2. Make a Renter's Resume
You can save time and make your apartment search easier by preparing a renter's resume early on in the process. A renter's resume includes information desired by leasing agents such as your contact information, employment background, credit history, names of previous landlords and/or references, and whether or not you smoke or have pets.
3. Look for Professional Management
One way you can help avoid unscrupulous landlords is by choosing an apartment complex run by professional managers. Many of today's best apartment communities, such as those found in the Rental Guide, are managed by professional staff who care about having satisfied tenants and making sure the property is well maintained.
4. Find Out What's Included
As soon as possible, find out what services are included with your rental payment. Who pays for garbage pickup? Are heat and water included? What about cable or Internet connections? You should also ask about common facilities such as a pool, gym or laundry room. If parking is a question, find out if you have an assigned space and where visitors can park.
5. Inspect the Apartment
Prior to signing any lease agreement, you should always ask to see the unit you'll be renting. Not only does this give you a chance to make sure the space is clean and acceptable, but also identify any existing problems so there won't be disputes later on. If possible, try and visit during the daytime when there's plenty of light.
6. Talk to the Neighbors
Introducing yourself to the neighbors is an excellent method for learning more about an apartment community. Important questions to ask include what they like and dislike about living there, how quickly problems are fixed, whether the units are adequately soundproofed, the availability of hot water and water pressure, safety concerns, and their opinion of the neighborhood.
7. Read Your Lease, Know Your Rights
It is extremely important to read your lease thoroughly and resolve any questions before you sign. Key points to review include:
Amount of the deposit and when it is refunded
Length of the lease, and any charges for breaking the lease
Payment due date, and late payments fees
What services are included (utility, heat, water, garbage, etc.)

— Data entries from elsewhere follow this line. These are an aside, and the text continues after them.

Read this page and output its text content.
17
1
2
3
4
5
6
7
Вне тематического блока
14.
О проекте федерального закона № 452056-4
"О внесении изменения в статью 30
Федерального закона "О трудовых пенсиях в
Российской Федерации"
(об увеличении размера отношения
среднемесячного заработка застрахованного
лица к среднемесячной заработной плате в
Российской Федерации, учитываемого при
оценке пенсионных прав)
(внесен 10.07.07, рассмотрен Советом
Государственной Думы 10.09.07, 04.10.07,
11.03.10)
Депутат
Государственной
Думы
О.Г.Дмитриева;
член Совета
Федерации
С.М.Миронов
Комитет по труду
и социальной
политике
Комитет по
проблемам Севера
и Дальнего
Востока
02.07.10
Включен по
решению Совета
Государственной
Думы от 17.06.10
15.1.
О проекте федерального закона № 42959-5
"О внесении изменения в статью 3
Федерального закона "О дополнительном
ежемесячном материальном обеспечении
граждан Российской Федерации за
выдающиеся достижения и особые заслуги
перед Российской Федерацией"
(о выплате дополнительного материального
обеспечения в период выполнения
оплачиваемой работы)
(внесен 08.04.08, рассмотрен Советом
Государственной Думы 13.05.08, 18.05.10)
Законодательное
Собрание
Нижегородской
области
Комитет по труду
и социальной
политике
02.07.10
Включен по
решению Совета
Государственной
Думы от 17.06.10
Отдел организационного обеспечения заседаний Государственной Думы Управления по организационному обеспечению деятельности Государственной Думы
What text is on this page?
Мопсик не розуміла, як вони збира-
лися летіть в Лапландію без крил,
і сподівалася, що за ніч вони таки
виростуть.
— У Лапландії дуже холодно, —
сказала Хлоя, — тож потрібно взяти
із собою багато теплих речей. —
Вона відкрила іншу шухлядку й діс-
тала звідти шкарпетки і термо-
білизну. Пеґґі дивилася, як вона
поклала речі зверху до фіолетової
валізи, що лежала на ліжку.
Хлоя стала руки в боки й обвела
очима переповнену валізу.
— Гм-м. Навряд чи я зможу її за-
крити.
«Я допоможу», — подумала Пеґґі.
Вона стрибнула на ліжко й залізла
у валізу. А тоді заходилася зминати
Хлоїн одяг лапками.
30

What repairs the landlord is obligated to fix
Whether or not you can paint or make other changes
How disputes with neighbors (e.g. noise) are handled
What access the landlord is allowed
Whether you can sublease or bring in other roommates
8. Get it in Writing
If you and the landlord have verbally agreed to any special accommodations or repairs, make sure they're written into the lease before you sign. It's also important to include the name of everyone who'll be living in the apartment on the lease. Otherwise, you may end up being financially responsible for damages caused by your roommate.
9. Living with Pets
While owning a pet may put you at a disadvantage, getting the apartment you want isn't impossible if you can show evidence that you're a responsible owner. Try obtaining referrals from former landlords, neighbors or your veterinarian. You might also volunteer to put down an extra pet deposit, or write a damages agreement into your lease. If that doesn't work, try contacting local animal shelters; they often maintain lists of apartments where pets are accepted.